Welcome to Thebes is designed by Tim Hatley, with lighting by Neil Austin, music by Stephen Warbeck, choreography by Scarlett Mackmin and sound by Rich Walsh.

It’s joined in rep in the Olivier, from 22 July (previews from 15 July) by Michael Grandage‘s production of Georg Bűchner’s Danton’s Death, in a new version by Howard Brenton and starring Toby Stephens in the title role (the production marks both Grandage’s and Stephens’ NT debuts).

The cast will also feature: Max Bennett, Stefano Braschi, Kirsty Bushell, Jason Cheater, Judith Coke, Emmanuella Cole, Ilan Goodman, Taylor James, Barnaby Kay (as Camille), Gwilym Lee, Elliot Levey (as Robespierre), Eleanor Matsuura, Elizabeth Nestor, Alec Newman (as St Just), Chu Omambala, Rebecca O’Mara, Rebecca Scroggs, Jonathan Warde and Ashley Zhangazha.

Danton’s Death, which is billed as having “a claim to be the greatest political tragedy ever written”, will be designed by Christopher Oram, with lighting by Paule Constable, and music and sound by Adam Cork.
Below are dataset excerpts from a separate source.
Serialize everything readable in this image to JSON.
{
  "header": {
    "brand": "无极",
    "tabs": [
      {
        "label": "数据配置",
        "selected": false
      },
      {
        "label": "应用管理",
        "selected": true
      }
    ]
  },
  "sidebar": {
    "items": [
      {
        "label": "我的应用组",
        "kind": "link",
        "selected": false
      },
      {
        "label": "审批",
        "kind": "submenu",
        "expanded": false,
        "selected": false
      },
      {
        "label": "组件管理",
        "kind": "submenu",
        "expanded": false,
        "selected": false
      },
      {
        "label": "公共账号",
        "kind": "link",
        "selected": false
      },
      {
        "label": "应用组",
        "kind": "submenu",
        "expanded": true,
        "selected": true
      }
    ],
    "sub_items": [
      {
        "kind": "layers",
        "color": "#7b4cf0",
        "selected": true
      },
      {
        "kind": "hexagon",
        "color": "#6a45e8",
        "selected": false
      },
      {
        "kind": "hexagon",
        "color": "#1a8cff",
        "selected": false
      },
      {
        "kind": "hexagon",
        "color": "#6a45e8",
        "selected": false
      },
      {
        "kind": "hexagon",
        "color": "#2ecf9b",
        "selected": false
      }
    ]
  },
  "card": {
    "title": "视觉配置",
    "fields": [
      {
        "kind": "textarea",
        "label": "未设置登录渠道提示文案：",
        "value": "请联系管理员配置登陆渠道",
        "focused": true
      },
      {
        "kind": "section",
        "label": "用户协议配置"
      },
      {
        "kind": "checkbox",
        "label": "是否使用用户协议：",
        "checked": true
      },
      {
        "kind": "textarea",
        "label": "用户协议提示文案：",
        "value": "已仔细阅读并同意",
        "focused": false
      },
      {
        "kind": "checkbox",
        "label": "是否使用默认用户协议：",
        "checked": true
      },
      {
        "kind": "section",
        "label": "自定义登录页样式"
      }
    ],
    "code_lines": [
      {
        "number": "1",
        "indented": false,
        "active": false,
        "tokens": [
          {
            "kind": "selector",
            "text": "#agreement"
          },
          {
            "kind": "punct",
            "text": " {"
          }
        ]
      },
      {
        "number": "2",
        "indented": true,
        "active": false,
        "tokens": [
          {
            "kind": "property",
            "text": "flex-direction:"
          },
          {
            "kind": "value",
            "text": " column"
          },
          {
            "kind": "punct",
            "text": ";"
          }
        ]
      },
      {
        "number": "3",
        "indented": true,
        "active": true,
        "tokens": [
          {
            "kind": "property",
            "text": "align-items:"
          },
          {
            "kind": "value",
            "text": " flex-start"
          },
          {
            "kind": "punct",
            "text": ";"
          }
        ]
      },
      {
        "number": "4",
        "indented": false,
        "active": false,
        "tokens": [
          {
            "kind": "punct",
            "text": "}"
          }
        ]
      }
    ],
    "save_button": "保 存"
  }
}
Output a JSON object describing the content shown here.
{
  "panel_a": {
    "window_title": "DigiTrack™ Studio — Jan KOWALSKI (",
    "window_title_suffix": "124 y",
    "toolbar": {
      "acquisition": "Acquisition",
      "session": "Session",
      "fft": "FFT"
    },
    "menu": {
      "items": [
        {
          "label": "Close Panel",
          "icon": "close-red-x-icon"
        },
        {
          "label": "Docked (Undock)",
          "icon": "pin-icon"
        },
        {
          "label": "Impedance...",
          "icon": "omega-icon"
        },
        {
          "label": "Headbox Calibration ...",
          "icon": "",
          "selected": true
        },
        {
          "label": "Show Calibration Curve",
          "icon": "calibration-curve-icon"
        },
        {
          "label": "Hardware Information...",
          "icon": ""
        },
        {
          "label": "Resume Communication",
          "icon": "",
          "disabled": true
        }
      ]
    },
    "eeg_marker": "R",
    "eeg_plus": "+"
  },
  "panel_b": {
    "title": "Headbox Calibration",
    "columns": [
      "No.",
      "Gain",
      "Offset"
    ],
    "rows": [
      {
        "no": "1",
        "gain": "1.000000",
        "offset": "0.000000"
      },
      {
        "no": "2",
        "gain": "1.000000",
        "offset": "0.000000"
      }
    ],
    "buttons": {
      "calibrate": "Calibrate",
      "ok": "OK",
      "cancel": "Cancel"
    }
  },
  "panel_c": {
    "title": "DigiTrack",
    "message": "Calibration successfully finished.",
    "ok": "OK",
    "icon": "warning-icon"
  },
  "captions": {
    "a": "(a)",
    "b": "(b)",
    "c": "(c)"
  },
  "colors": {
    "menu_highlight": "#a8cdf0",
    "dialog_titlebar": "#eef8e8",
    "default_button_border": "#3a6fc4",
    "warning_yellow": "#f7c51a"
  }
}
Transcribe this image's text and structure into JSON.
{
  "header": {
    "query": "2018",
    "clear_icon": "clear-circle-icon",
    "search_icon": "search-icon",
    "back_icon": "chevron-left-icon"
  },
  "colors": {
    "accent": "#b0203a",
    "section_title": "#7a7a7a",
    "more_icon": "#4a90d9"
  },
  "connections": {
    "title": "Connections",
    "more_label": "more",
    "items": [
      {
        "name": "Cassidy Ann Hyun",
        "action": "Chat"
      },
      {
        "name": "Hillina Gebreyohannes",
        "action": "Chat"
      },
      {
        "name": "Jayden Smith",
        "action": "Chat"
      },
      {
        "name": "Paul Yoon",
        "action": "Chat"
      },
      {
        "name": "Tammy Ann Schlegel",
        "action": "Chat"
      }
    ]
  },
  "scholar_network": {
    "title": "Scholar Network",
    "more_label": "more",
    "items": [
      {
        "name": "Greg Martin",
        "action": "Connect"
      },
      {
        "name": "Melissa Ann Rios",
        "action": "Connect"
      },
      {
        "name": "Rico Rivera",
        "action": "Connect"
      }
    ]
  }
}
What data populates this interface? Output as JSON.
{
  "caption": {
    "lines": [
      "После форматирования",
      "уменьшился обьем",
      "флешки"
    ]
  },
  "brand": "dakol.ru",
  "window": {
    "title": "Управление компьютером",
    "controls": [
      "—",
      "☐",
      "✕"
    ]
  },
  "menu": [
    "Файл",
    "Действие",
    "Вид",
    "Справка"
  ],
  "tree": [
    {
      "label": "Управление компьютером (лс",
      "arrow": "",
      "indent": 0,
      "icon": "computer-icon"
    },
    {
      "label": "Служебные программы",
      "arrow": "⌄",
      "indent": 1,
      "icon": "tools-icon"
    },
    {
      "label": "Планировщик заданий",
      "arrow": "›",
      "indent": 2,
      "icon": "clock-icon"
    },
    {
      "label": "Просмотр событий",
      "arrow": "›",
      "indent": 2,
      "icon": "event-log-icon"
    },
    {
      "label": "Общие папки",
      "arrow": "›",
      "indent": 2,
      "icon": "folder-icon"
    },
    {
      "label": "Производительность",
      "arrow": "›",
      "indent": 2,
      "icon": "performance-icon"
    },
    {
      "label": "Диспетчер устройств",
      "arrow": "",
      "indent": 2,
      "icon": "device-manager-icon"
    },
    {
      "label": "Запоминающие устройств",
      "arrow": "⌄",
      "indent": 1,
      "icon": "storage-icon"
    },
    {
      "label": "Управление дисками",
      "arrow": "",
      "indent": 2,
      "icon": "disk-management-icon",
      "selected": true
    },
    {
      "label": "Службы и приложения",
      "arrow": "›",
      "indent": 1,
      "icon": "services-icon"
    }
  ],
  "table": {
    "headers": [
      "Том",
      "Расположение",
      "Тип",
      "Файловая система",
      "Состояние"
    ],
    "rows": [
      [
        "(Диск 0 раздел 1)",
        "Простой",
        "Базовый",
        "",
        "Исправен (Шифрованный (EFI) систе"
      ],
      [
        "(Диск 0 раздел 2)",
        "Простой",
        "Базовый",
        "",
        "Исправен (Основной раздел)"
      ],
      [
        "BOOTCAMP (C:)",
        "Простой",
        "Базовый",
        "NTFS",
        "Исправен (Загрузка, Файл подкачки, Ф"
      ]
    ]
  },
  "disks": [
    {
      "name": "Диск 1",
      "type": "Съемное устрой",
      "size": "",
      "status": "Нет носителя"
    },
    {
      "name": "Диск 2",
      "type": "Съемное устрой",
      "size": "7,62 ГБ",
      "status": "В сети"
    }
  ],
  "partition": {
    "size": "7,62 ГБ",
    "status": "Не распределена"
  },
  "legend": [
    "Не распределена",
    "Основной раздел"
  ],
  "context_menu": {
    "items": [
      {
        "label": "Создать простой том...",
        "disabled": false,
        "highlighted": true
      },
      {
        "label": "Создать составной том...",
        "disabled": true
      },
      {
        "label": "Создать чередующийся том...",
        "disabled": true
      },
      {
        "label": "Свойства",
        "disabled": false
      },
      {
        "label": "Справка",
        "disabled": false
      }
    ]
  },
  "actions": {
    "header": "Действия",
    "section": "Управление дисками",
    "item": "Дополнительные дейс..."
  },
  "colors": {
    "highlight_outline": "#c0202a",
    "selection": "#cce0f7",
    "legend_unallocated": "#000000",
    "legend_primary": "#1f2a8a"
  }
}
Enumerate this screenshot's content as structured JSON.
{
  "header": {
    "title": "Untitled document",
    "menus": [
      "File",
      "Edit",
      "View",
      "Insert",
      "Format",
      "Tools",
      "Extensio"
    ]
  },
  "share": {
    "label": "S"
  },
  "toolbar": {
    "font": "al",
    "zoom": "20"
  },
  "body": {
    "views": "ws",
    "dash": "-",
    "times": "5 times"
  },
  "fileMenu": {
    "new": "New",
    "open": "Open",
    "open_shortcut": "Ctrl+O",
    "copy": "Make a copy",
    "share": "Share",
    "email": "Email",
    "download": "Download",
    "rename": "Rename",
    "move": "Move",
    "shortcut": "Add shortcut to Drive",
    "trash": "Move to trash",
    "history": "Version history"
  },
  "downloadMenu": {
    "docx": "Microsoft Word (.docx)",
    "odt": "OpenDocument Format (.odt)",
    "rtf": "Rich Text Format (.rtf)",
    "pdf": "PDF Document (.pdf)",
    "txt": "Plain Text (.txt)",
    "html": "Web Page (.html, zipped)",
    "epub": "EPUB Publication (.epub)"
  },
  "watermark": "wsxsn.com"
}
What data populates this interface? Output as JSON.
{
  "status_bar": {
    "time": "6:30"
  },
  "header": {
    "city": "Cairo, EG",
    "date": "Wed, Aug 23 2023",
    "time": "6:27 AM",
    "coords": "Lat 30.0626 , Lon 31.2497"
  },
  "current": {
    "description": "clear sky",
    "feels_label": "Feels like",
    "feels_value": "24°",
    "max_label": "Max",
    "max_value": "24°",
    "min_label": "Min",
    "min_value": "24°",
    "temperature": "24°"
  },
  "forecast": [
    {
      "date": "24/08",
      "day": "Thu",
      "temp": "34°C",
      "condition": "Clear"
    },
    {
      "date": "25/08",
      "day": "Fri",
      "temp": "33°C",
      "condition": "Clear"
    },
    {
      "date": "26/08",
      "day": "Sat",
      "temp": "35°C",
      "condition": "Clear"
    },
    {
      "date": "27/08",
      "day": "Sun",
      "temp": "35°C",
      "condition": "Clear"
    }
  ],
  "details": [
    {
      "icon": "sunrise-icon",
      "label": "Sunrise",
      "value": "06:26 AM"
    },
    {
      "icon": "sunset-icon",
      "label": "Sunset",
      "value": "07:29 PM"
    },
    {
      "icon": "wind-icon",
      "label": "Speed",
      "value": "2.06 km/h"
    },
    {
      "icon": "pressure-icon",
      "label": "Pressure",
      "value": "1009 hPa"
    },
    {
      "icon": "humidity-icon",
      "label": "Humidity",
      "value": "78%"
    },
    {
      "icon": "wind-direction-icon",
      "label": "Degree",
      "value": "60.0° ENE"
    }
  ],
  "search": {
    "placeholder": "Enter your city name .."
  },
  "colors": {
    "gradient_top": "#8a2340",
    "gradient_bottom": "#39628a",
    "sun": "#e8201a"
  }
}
The full cast for Marianne Elliott’s production of Women Beware Women by Thomas Middleton, opening the 2010 Travelex £10 Tickets season in the Olivier on 27 April, is: Samuel Barnett, Nick Blood, Kelsey Brookfield, Raymond Coulthard, Laura Cubitt, James Hayes, Samuel James, Sioned Jones, Brian Kennedy, Vanessa Kirby, James Le Feuvre, Richard Lintern, Adam Maskell, Harry Melling, Chu Omambala, Lauren O’Neil, Mark Rawlings, Sebastien Torkia, Tilly Tremayne, Harriet Walter and Andrew Woodall.

Looking further ahead in the Olivier, it’s been confirmed that, as previously tipped (See News, 23 Mar 2010), Broadway stars Sahr Ngaujah and Kevin Mambo, who share the title role, will reprise their performances in Fela! when the production transfers from 16 November 2010. They will lead a yet-to-be-announced new British cast.

In the Lyttelton

Nancy Carroll, Faye Castelow, Benedict Cumberbatch, John Heffernan and Adrian Scarborough will lead the cast of Terence Rattigan’s After the Dance, alongside Pandora Colin, Giles Cooper, Jenny Galloway, Daniel Gosling, Juliet Howland, Nicholas Lumley, Laclan Nieboer, Leo Staar, Hannah Stokely, Giles Taylor, Richard Teverson and Charlotte Thornton. Thea Sharrock’s production opens in the Lyttelton on 8 June 2010.

Alan Bennett’s The Habit of Art returns to the Lyttelton rep from 14 July, prior to a UK tour. Desmond Barrit and Malcolm Sinclair will lead a new cast as WH Auden and Benjamin Britten. Barrit played Hector in The History Boys on tour,  at the Lyttelton and in the West End, while Sinclair is currently  appearing in David Hare’s The Power of Yes.

The Habit of Art tour will visit: Birmingham Rep Theatre (28 September – 2 October), The Lowry, Salford (5 – 9 October), Venue Cymru, Llandudno (12 – 16 October), Milton Keynes Theatre (19 – 23 October), The Grand Opera House, Belfast Festival (26 – 30 October), Theatre Royal, Nottingham (2 – 6 November), Leeds Grand Theatre (9 – 13 November), Theatre Royal, Newcastle (16 – 20 November), and Theatre Royal, Glasgow (23 – 27 November).

In the Cottesloe

Mike Bartlett‘s new play Earthquakes in London opens at the Cottesloe on 4 August (previews from 28 July), directed by Rupert Goold in a co-production with Headlong. The cast includes Jessica Raine (Harper Regan, Gethsemane), Lia Williams (The Hothouse, My Child), Anna Madeley, Bill Paterson and Geoffrey Streatfeild.

Spanning from 1968 to 2525 and back again, the play is billed as a “fast and furious metropolitan crash of people, scenes and decades as three sisters attempt to navigate their dislocated lives and loves, while their dysfunctional father, a brilliant scientist, predicts global catastrophe”.

The production features set designs by Miriam Buether, costume designs by Katrina Lindsay, lighting by Howard Harrison, choreography by Scott Ambler, projection designs by Jon Driscoll and sound by Gregory Clarke.  

The NT also announced today that writer and dramaturg Ben Power has been appointed an associate director. Currently an associate director of Headlong, his plays for the company include Six Characters in Search of an Author and Faustus with Rupert Goold. He has helped in the development of plays including Enron, Complicite’s A Disappearing Number and Earthquakes in London.